The doctor quickly bandages him up to last until the next hospital, where he will need surgery to reconstruct his hand. The operating rooms operate 24/7 in a Stakhanovite rotation. It's unlikely that Sasha will return to combat. The war is over for him.

"There are soldiers who arrive several days after being wounded. Yesterday we treated a soldier who had been with a tourniquet on his arm for four days," says Saykň, showing us the photo. The arm shows a gray color of dead flesh. "It's clear that he already had gangrene, and only amputation was left. The tourniquet didn't save his arm, but it saved his life."

The Special Military Operation that was supposed to last three days has now extended into its fourth year while Donald Trump, who promised to end it in 24 hours, now washes his hands of it and leaves peace in the hands of the new Pope. The U.S. is neglecting all commitments made by its own country to preserve the sovereignty of Ukraine, and Europe continues to drag its feet in an invasion happening at its doorstep. But the Ukrainian people fight for every inch of their land. Soldiers over 50 forcibly recruited mix with volunteer twenty-year-olds in a herculean effort to maintain strategic positions in places where there are a thousand things that can kill you and weapons of all calibers trying to do so. These are the men we see in the hospital today. There is no epic here, no victory, no medals. There is only the smell of sweat, a palpable fear, and tired personnel.

Drones have somewhat alleviated the always pressing shortage of ammunition and, above all, the lack of infantry soldiers to defend all positions on the front. The robotization of the battlefield represents, according to Commander Olexander Yabchanka of the Honor battalion, "the greatest military revolution since the invention of gunpowder." Ukraine is ahead of the Russians, but every innovation is copied days later by Moscow's engineers.

A Theater from Moscow

According to Ukrainian intelligence services, while the Kremlin theatrically pretends to be interested in peace to keep Trump hooked on his own lie, Moscow is seizing the opportunity to prepare for new major offensives for the summer. At this point on the front, they have already begun.
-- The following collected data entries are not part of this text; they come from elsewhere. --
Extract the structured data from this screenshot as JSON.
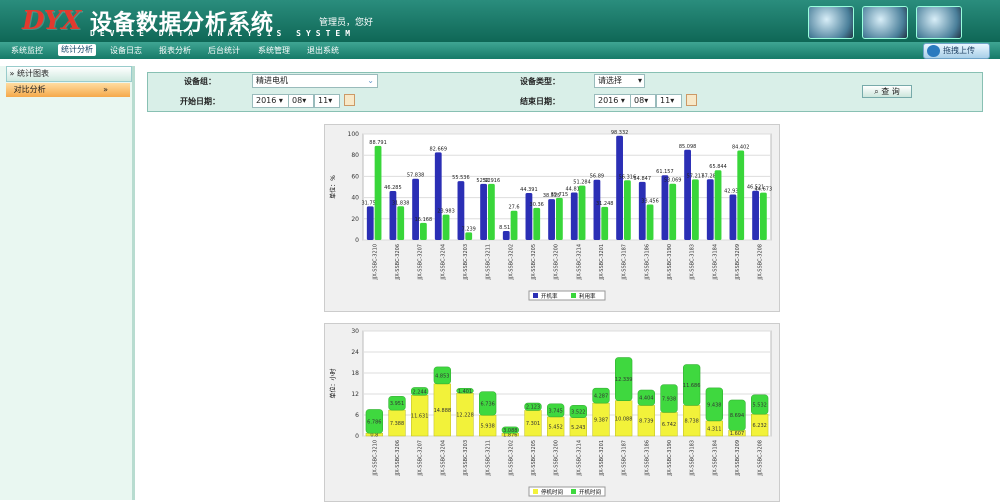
{
  "header": {
    "logo": "DYX",
    "title_cn": "设备数据分析系统",
    "title_en": "DEVICE DATA ANALYSIS SYSTEM",
    "user": "管理员，您好"
  },
  "nav": {
    "items": [
      "系统监控",
      "统计分析",
      "设备日志",
      "报表分析",
      "后台统计",
      "系统管理",
      "退出系统"
    ],
    "active": 1,
    "upload_label": "拖拽上传"
  },
  "sidebar": {
    "heading": "统计图表",
    "item": "对比分析"
  },
  "filter": {
    "group_label": "设备组：",
    "group_value": "精进电机",
    "type_label": "设备类型：",
    "type_value": "请选择",
    "start_label": "开始日期：",
    "start_year": "2016",
    "start_month": "08",
    "start_day": "11",
    "end_label": "结束日期：",
    "end_year": "2016",
    "end_month": "08",
    "end_day": "11",
    "query_label": "查 询"
  },
  "chart_data": [
    {
      "type": "bar",
      "ylabel": "单位：%",
      "ylim": [
        0,
        100
      ],
      "yticks": [
        0,
        20,
        40,
        60,
        80,
        100
      ],
      "categories": [
        "JJX-SSBC-3210",
        "JJX-SSBC-3206",
        "JJX-SSBC-3207",
        "JJX-SSBC-3204",
        "JJX-SSBC-3203",
        "JJX-SSBC-3211",
        "JJX-SSBC-3202",
        "JJX-SSBC-3205",
        "JJX-SSBC-3200",
        "JJX-SSBC-3214",
        "JJX-SSBC-3201",
        "JJX-SSBC-3187",
        "JJX-SSBC-3186",
        "JJX-SSBC-3190",
        "JJX-SSBC-3183",
        "JJX-SSBC-3184",
        "JJX-SSBC-3209",
        "JJX-SSBC-3208"
      ],
      "series": [
        {
          "name": "开机率",
          "color": "#2b2fb5",
          "values": [
            31.752,
            46.285,
            57.838,
            82.669,
            55.536,
            52.916,
            8.511,
            44.391,
            38.525,
            44.815,
            56.89,
            98.332,
            54.847,
            61.137,
            85.098,
            57.283,
            42.938,
            46.521
          ],
          "labels": [
            "31.752",
            "46.285",
            "57.838",
            "82.669",
            "55.536",
            "52.92",
            "8.511",
            "44.391",
            "38.525",
            "44.815",
            "56.89",
            "98.332",
            "54.847",
            "61.157",
            "85.098",
            "57.283",
            "42.938",
            "46.521"
          ]
        },
        {
          "name": "利用率",
          "color": "#39d63a",
          "values": [
            88.791,
            31.838,
            16.168,
            23.983,
            7.239,
            52.916,
            27.6,
            30.36,
            39.715,
            51.284,
            31.248,
            56.316,
            33.456,
            53.069,
            57.217,
            65.844,
            84.402,
            44.673
          ],
          "labels": [
            "88.791",
            "31.838",
            "16.168",
            "23.983",
            "7.239",
            "52.916",
            "27.6",
            "30.36",
            "39.715",
            "51.284",
            "31.248",
            "56.316",
            "33.456",
            "53.069",
            "57.217",
            "65.844",
            "84.402",
            "44.673"
          ]
        }
      ],
      "legend_position": "bottom"
    },
    {
      "type": "bar",
      "stacked": true,
      "ylabel": "单位：小时",
      "ylim": [
        0,
        30
      ],
      "yticks": [
        0,
        6,
        12,
        18,
        24,
        30
      ],
      "categories": [
        "JJX-SSBC-3210",
        "JJX-SSBC-3206",
        "JJX-SSBC-3207",
        "JJX-SSBC-3204",
        "JJX-SSBC-3203",
        "JJX-SSBC-3211",
        "JJX-SSBC-3202",
        "JJX-SSBC-3205",
        "JJX-SSBC-3200",
        "JJX-SSBC-3214",
        "JJX-SSBC-3201",
        "JJX-SSBC-3187",
        "JJX-SSBC-3186",
        "JJX-SSBC-3190",
        "JJX-SSBC-3183",
        "JJX-SSBC-3184",
        "JJX-SSBC-3209",
        "JJX-SSBC-3208"
      ],
      "series": [
        {
          "name": "停机时间",
          "color": "#f2f23a",
          "values": [
            0.8,
            7.388,
            11.631,
            14.888,
            12.228,
            5.938,
            0.8,
            7.301,
            5.452,
            5.243,
            9.387,
            10.088,
            8.739,
            6.742,
            8.738,
            4.311,
            1.607,
            6.232
          ]
        },
        {
          "name": "开机时间",
          "color": "#3fd83f",
          "values": [
            6.786,
            3.951,
            2.244,
            4.853,
            1.401,
            6.736,
            1.8,
            2.123,
            3.745,
            3.522,
            4.287,
            12.339,
            4.404,
            7.938,
            11.686,
            9.438,
            8.694,
            5.532
          ]
        }
      ],
      "labels_bottom": [
        "0.8",
        "7.388",
        "11.631",
        "14.888",
        "12.228",
        "5.938",
        "1.876",
        "7.301",
        "5.452",
        "5.243",
        "9.387",
        "10.088",
        "8.739",
        "6.742",
        "8.738",
        "4.311",
        "1.607",
        "6.232"
      ],
      "labels_top": [
        "6.786",
        "3.951",
        "2.244",
        "4.853",
        "1.401",
        "6.736",
        "3.088",
        "2.123",
        "3.745",
        "3.522",
        "4.287",
        "12.339",
        "4.404",
        "7.938",
        "11.686",
        "9.438",
        "8.694",
        "5.532"
      ],
      "legend_position": "bottom"
    }
  ]
}
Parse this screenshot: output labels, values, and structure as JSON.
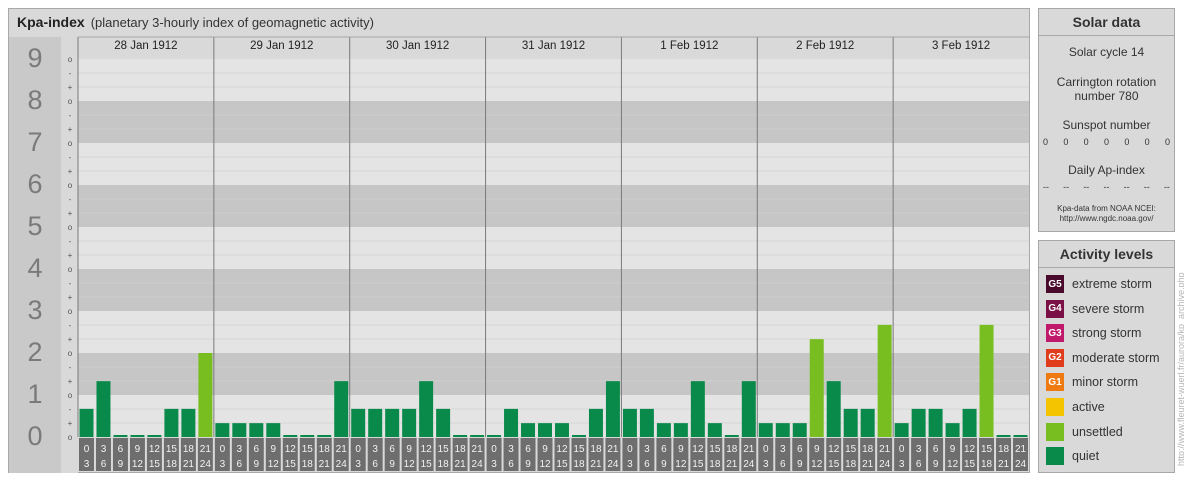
{
  "header": {
    "title": "Kpa-index",
    "subtitle": "(planetary 3-hourly index of geomagnetic activity)"
  },
  "chart_data": {
    "type": "bar",
    "ylim": [
      0,
      9
    ],
    "y_tick_labels": [
      "0",
      "1",
      "2",
      "3",
      "4",
      "5",
      "6",
      "7",
      "8",
      "9"
    ],
    "sub_tick_labels": [
      "o",
      "+",
      "-"
    ],
    "days": [
      "28 Jan 1912",
      "29 Jan 1912",
      "30 Jan 1912",
      "31 Jan 1912",
      "1 Feb 1912",
      "2 Feb 1912",
      "3 Feb 1912"
    ],
    "interval_labels": [
      [
        "0",
        "3"
      ],
      [
        "3",
        "6"
      ],
      [
        "6",
        "9"
      ],
      [
        "9",
        "12"
      ],
      [
        "12",
        "15"
      ],
      [
        "15",
        "18"
      ],
      [
        "18",
        "21"
      ],
      [
        "21",
        "24"
      ]
    ],
    "series": [
      {
        "values": [
          0.67,
          1.33,
          0,
          0,
          0,
          0.67,
          0.67,
          2.0,
          0.33,
          0.33,
          0.33,
          0.33,
          0,
          0,
          0,
          1.33,
          0.67,
          0.67,
          0.67,
          0.67,
          1.33,
          0.67,
          0,
          0,
          0,
          0.67,
          0.33,
          0.33,
          0.33,
          0,
          0.67,
          1.33,
          0.67,
          0.67,
          0.33,
          0.33,
          1.33,
          0.33,
          0,
          1.33,
          0.33,
          0.33,
          0.33,
          2.33,
          1.33,
          0.67,
          0.67,
          2.67,
          0.33,
          0.67,
          0.67,
          0.33,
          0.67,
          2.67,
          0,
          0
        ]
      }
    ],
    "thresholds": {
      "unsettled": 2.0
    },
    "colors": {
      "quiet": "#0a8a4a",
      "unsettled": "#78be20"
    },
    "grid": true,
    "legend": "none"
  },
  "solar": {
    "title": "Solar data",
    "cycle": "Solar cycle 14",
    "carrington": "Carrington rotation number 780",
    "sunspot_title": "Sunspot number",
    "sunspot_values": [
      "0",
      "0",
      "0",
      "0",
      "0",
      "0",
      "0"
    ],
    "ap_title": "Daily Ap-index",
    "ap_values": [
      "--",
      "--",
      "--",
      "--",
      "--",
      "--",
      "--"
    ],
    "source_line1": "Kpa-data from NOAA NCEI:",
    "source_line2": "http://www.ngdc.noaa.gov/"
  },
  "levels": {
    "title": "Activity levels",
    "items": [
      {
        "code": "G5",
        "label": "extreme storm",
        "color": "#4a0a2c"
      },
      {
        "code": "G4",
        "label": "severe storm",
        "color": "#7a1046"
      },
      {
        "code": "G3",
        "label": "strong storm",
        "color": "#c0186a"
      },
      {
        "code": "G2",
        "label": "moderate storm",
        "color": "#e03c1c"
      },
      {
        "code": "G1",
        "label": "minor storm",
        "color": "#f07a12"
      },
      {
        "code": "",
        "label": "active",
        "color": "#f5c400"
      },
      {
        "code": "",
        "label": "unsettled",
        "color": "#78be20"
      },
      {
        "code": "",
        "label": "quiet",
        "color": "#0a8a4a"
      }
    ]
  },
  "watermark": "http://www.fleuret-wuerl.fr/aurora/kp_archive.php"
}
Putin, directing the war himself like Adolf Hitler despite not being a military man, decorates generals daily, meets with widows of soldiers selected by his collaborators who "thank" him for sending their husbands to die on the front lines, and diverts more and more funds towards the military industry, which is already the locomotive driving the ailing Russian economy. Putin, who has become addicted to war like a junkie, failed to conquer Ukraine in three days but succeeded in poisoning the White House in three months.

The Russian press says these days: "The unity of the West has faded. Geopolitically, it is no longer an alliance. Trumpism has destroyed the Atlantic consensus with certainty and speed." In Moscow, they rub their hands together while on both sides, they display panels covering buildings with the image of heroic fighters defending their homeland to continue recruiting. There is an essential difference between them: only one tells the truth, only one is forced to defend against the aggression of the other. It is a fight to the death to maintain positions dug into the black earth where sometimes hundreds of men are sacrificed for the imperial vengeance of an embittered old spy.

No one knows the real number of casualties in the war, but the most reliable estimates place Ukraine's at around 600,000 between wounded, dead, and missing, and about 950,000 in the case of Russia, figures not seen since the Vietnam War.

Writer Michael Hopf defines this process with his theory of the cycle: "Hard times create strong men; strong men create easy times; easy times create weak men, and weak men create hard times." Are these soldiers then the result of hard times?

Outside the hospital, a refrigerated truck with the sign "Cargo 200," meaning the code for the deceased, waits with the engine running.